Якоб поражен последними двумя указаниями.
— Мне подписывать письма и заверять печатью, господин директор?
— Вот… — Ворстенбос находит образец, — …подпись ван Оверстратена.
— Подделка подписи генерал-губернатора… — Якоб знает, что это такое: преступление, караемое смертной казнью.
— Не надо делать такого мученического лица, де Зут! Я бы подписал сам, но наша хитрость требует мастерской работы над росписью ван Оверстратена, а не мою криворукую мазню. Думайте о генерал — губернаторской благодарности, когда мы вернемся в Батавию с трехкратным увеличением экспорта меди: мое место в совете уже никто не поставит под сомнение. Разве я тогда забуду о моем верном секретаре? Конечно, если… сомнения и нервная дрожь не позволяют вам исполнить мою просьбу, я могу позвать господина Фишера.

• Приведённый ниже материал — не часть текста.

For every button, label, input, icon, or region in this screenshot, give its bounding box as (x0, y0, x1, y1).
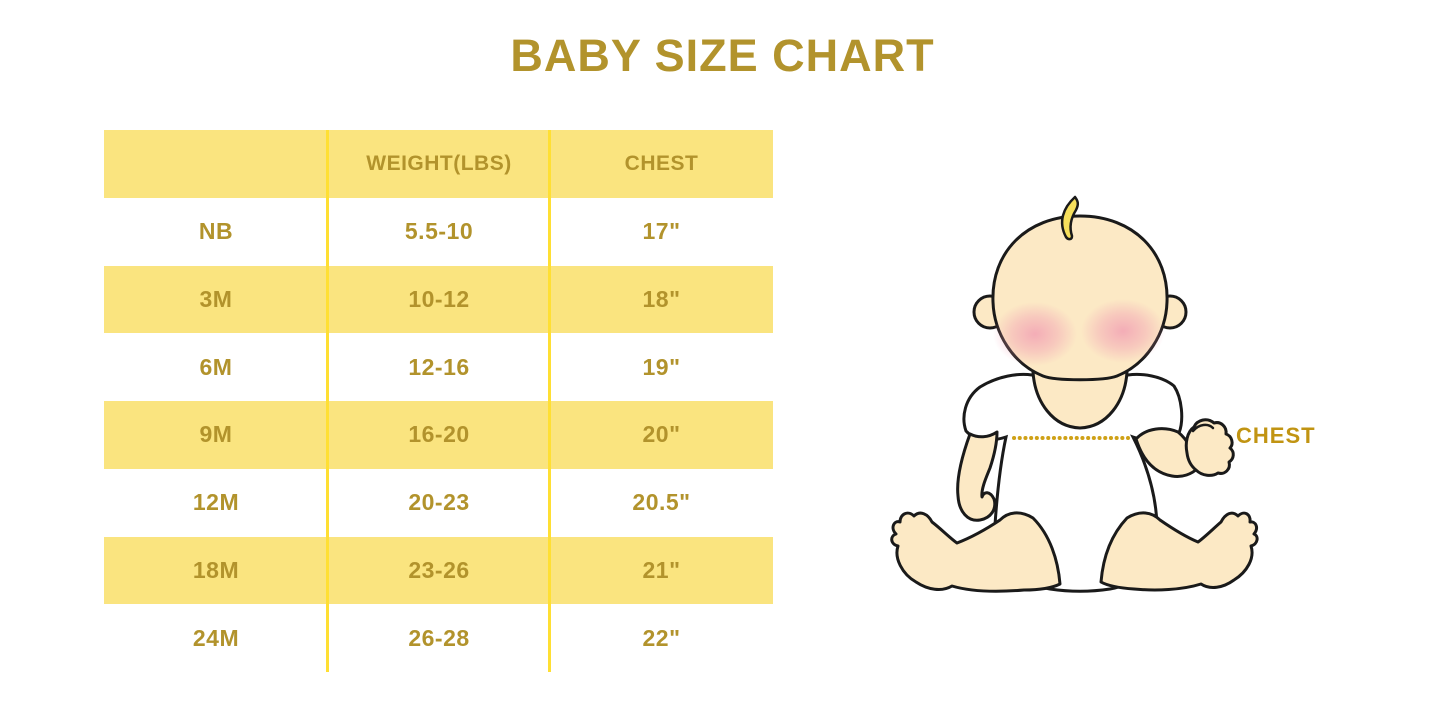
baby-fist (1184, 418, 1235, 477)
size-cell: 12M (192, 489, 240, 516)
header-weight: WEIGHT(LBS) (366, 151, 512, 175)
table-row: 24M 26-28 22" (104, 604, 773, 672)
baby-drawing (890, 195, 1259, 593)
weight-cell: 23-26 (408, 556, 470, 583)
baby-left-cheek (993, 302, 1077, 366)
baby-right-cheek (1081, 299, 1165, 363)
column-divider (548, 130, 551, 672)
chest-cell: 18" (642, 285, 681, 312)
column-divider (326, 130, 329, 672)
weight-cell: 26-28 (408, 624, 470, 651)
weight-cell: 20-23 (408, 489, 470, 516)
weight-cell: 5.5-10 (404, 218, 474, 245)
size-cell: 24M (192, 624, 240, 651)
chest-cell: 17" (642, 218, 681, 245)
table-row: 9M 16-20 20" (104, 401, 773, 469)
chest-cell: 22" (642, 624, 681, 651)
chest-cell: 20" (642, 421, 681, 448)
chest-cell: 21" (642, 556, 681, 583)
size-cell: 18M (192, 556, 240, 583)
baby-left-arm (956, 430, 999, 522)
table-row: 6M 12-16 19" (104, 333, 773, 401)
baby-left-leg (890, 511, 1062, 593)
table-row: 18M 23-26 21" (104, 536, 773, 605)
table-row: NB 5.5-10 17" (104, 197, 773, 266)
size-table: WEIGHT(LBS) CHEST NB 5.5-10 17" 3M 10-12… (104, 130, 773, 672)
table-row: 3M 10-12 18" (104, 265, 773, 334)
page-title: BABY SIZE CHART (510, 30, 935, 81)
size-cell: 6M (199, 353, 233, 380)
baby-right-leg (1099, 511, 1259, 592)
table-header-row: WEIGHT(LBS) CHEST (104, 130, 773, 198)
chest-measurement-label: CHEST (1236, 423, 1316, 448)
table-row: 12M 20-23 20.5" (104, 468, 773, 537)
weight-cell: 12-16 (408, 353, 470, 380)
size-cell: NB (198, 218, 234, 245)
weight-cell: 16-20 (408, 421, 470, 448)
chest-cell: 20.5" (632, 489, 691, 516)
weight-cell: 10-12 (408, 285, 470, 312)
size-cell: 9M (199, 421, 233, 448)
size-cell: 3M (199, 285, 233, 312)
baby-hair-tuft (1060, 195, 1080, 241)
baby-thumb-line (1191, 423, 1215, 433)
baby-illustration: CHEST (880, 180, 1360, 600)
chest-cell: 19" (642, 353, 681, 380)
header-chest: CHEST (624, 151, 699, 175)
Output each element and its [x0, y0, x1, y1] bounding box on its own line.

«Делай сейчас, — думает Якоб, — волнуйся потом».
— Я подпишу, господин директор.
— Тогда нет времени на болтовню: Кобаяши будет здесь… — директор смотрит на часы, — …через сорок минут. Нам хочется, чтобы сургуч на письмах к тому времени засох, так?
Досмотрщик у Сухопутных ворот заканчивает работу, и Якоб залезает в свой паланкин. Петер Фишер щурится от безжалостного полуденного солнца. «Дэдзима на два часа ваша, господин Фишер, — говорит ему Ворстенбос из директорского паланкина. — Вернете ее мне в прежнем виде».
— Конечно, — пруссак надувает щеки в комичной натуге. — Конечно.
Гримаса Фишера становится злой, когда мимо него проносят паланкин Якоба.
Процессия минует Сухопутные ворота, следует по Голландскому мосту.
В море отлив: Якоб видит мертвую собаку на илистом дне…
…и вот он уже парит на высоте трех футов над запретной территорией Японии.
Они на широкой площади, под ногами носильщиков песок и гравий, вокруг никого, если не считать нескольких солдат. Называется она, ван Клиф ему говорил, площадь Эдо, чтобы напомнить населению Нагасаки, где находится настоящая власть. На одной стороне площади — Башня сегуна: камни — валуны, высокие стены и лестницы. Пройдя еще одни ворота, процессия углубляется в тенистую улицу. Лоточники зазывают, нищие просят, жестянщики гремят кастрюлями, десять тысяч деревянных колодок стучат по булыжникам. Охрана голландцев громко кричит, отгоняя жителей в сторону. Якоб старается запомнить каждую мелочь, чтобы описать их в письмах к Анне, своей сестре Герти и своему дяде. Сквозь решетку паланкина до него доносятся запахи вареного риса, сточных вод, благовоний, лимонов, опилок, дрожжей и гниющих водорослей. Он видит сгорбленных старух, монахов с оспенными следами на лицах, незамужних девушек с выкрашенными в черный цвет зубами. «Если бы у меня был альбом для рисования, — думает иноземец, — и три дня здесь, чтобы его заполнить». Дети, сидящие на глиняной стене, делают совиные глаза большим и указательным пальцами, приговаривая: «Оранда — ми, Оранда — ми, Оранда — ми». Якоб понимает, что они дразнятся, изображая круглые глаза европейцев, и вспоминает, как малолетние беспризорники ходили по пятам за китайцем в Лондоне. Беспризорники пальцами растягивали глаза в узкие щелочки и пели: «Китаец, сиамец или ты японец».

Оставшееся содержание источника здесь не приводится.